Another interesting property of the resulting yellow graph is that the values of the first half of its steps are close to whole numbers: 0, -1, -2, and another half is close to halves: 0.5, -0.5, -1.5, -2.5. By using this fact, the algorithm transforms the step function into a square wave:
Here is the corresponding code:
p -= floor (p);
p *= 2;
k = (int)(floor (p + 0.5));
First, the fractional part of the number is extracted. Note that because the values of the step function are not exactly whole numbers, and because they are negative, the resulting values may look surprising. For example, -0.0008179 gets “floored” to -1, and then, -0.0008179 - (-1) = 0.9992—as we can see, the red graph at X: 6 is almost 1. Anyways, the fractional part is a square wave with values very close to 0.5 or 1. The next two operations is doubling and rounding. The result is exactly 1 or 2—this is the blue graph. Note that depending on the input values, the fractional part can also have values close to 0 or 0.5, and the resulting square wave would be 0 or 1.
Below is the graph of the square wave functions calculated for the first four sine waves:
By carefully choosing the frequencies of the sine waves, the resulting square waves always double their frequency at the next step. Another important property of the sine waves is that they always start with 0 or 2 value. This way, the algorithm simply determines whether the value of the square wave is divisible by 2, and uses the result to add the next power of 2 to the value of the calculated delay:
m = 1;
...
d += m * (k & 1);
m *= 2;
Thus, the main “magic” of the algorithm is the choice of the frequencies for the supplemental sine waves. In fact, we have already seen the required ratio:
2 * 2 ** (i + 3) = M * (65536 / _freq[i].f)
For example, for i = 3 (sine wave 4) we have:
2 * 2 ** 6 = 2 * 64 = 5 * (65536 / 2560) = 5 * (128 / 5)

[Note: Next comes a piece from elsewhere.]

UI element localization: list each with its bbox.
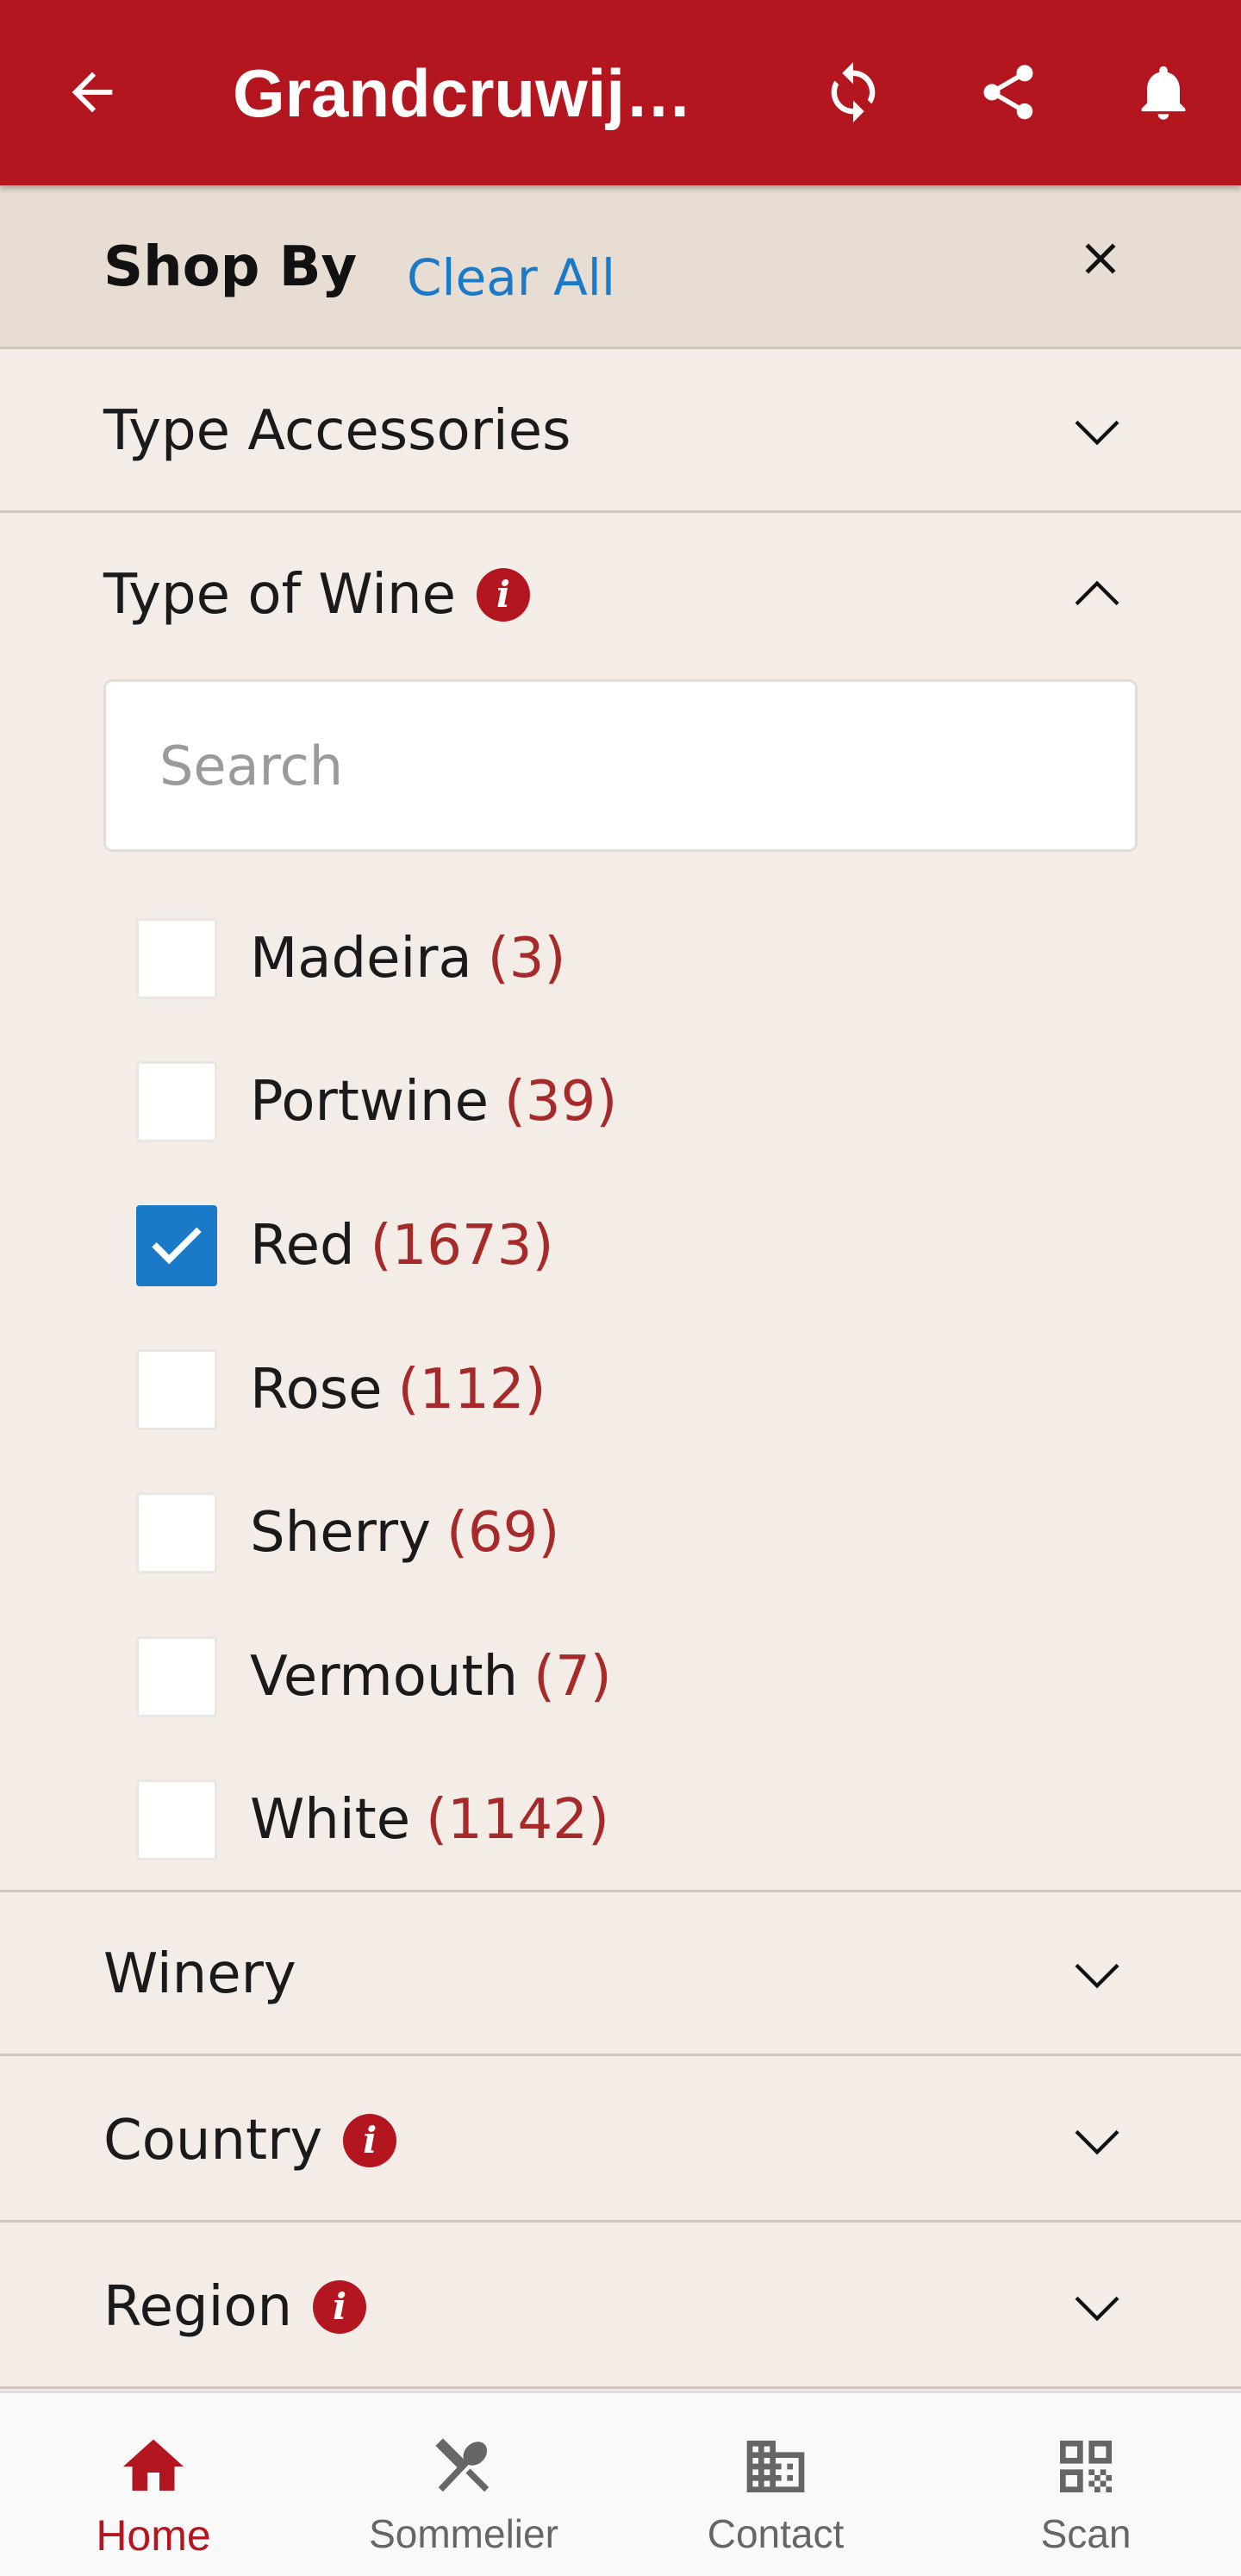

M in this case is 5. The algorithm also works if M is 3
(thus having _freq[3].f = 1536
). Below is a complete list of the
ratios for all the sine waves used (the divisors of 65536 are the
values from the the _freq
array in the program code):
2 * 2 ** 4 = 2 * 16 = 1 * 32 = 1 * (65536 / 2048)
2 * 2 ** 5 = 2 * 32 = 3 * 64 / 3 = 3 * (65536 / 3072)
2 * 2 ** 6 = 2 * 64 = 5 * 128 / 5 = 5 * (65536 / 2560)
2 * 2 ** 7 = 2 * 128 = 9 * 256 / 9 = 9 * (65536 / 2304)
2 * 2 ** 8 = 2 * 256 = 17 * 512 / 17 = 17 * (65536 / 2176)
2 * 2 ** 9 = 2 * 512 = 17 * 1024 / 17 = 17 * (65536 / 1088)
2 * 2 ** 10 = 2 * 1024 = 41 * 2048 / 41 = 41 * (65536 / 1312)
2 * 2 ** 11 = 2 * 2048 = 97 * 4096 / 97 = 97 * (65536 / 1552)
2 * 2 ** 12 = 2 * 4096 = 225 * 8192 / 225 = 225 * (65536 / 1800)
2 * 2 ** 13 = 2 * 8192 = 833 * 16384 / 833 = 833 * (65536 / 3332)
2 * 2 ** 14 = 2 * 16384 = 1793 * 32768 / 1793 = 1793 * (65536 / 3586)
2 * 2 ** 15 = 2 * 32768 = 3841 * 65536 / 3841
The choice of the ‘M’ coefficient is more or less arbitrary. It needs to be non-divisible by 2, obviously. Also, the choice of M affects the frequency of the sine wave, thus M must be chosen so that the frequency stays in the required range, and is unique.
The remaining code in the app deals with possible phase reversal in the audio system and with noise. I will explore the robustness of the algorithm in the following post.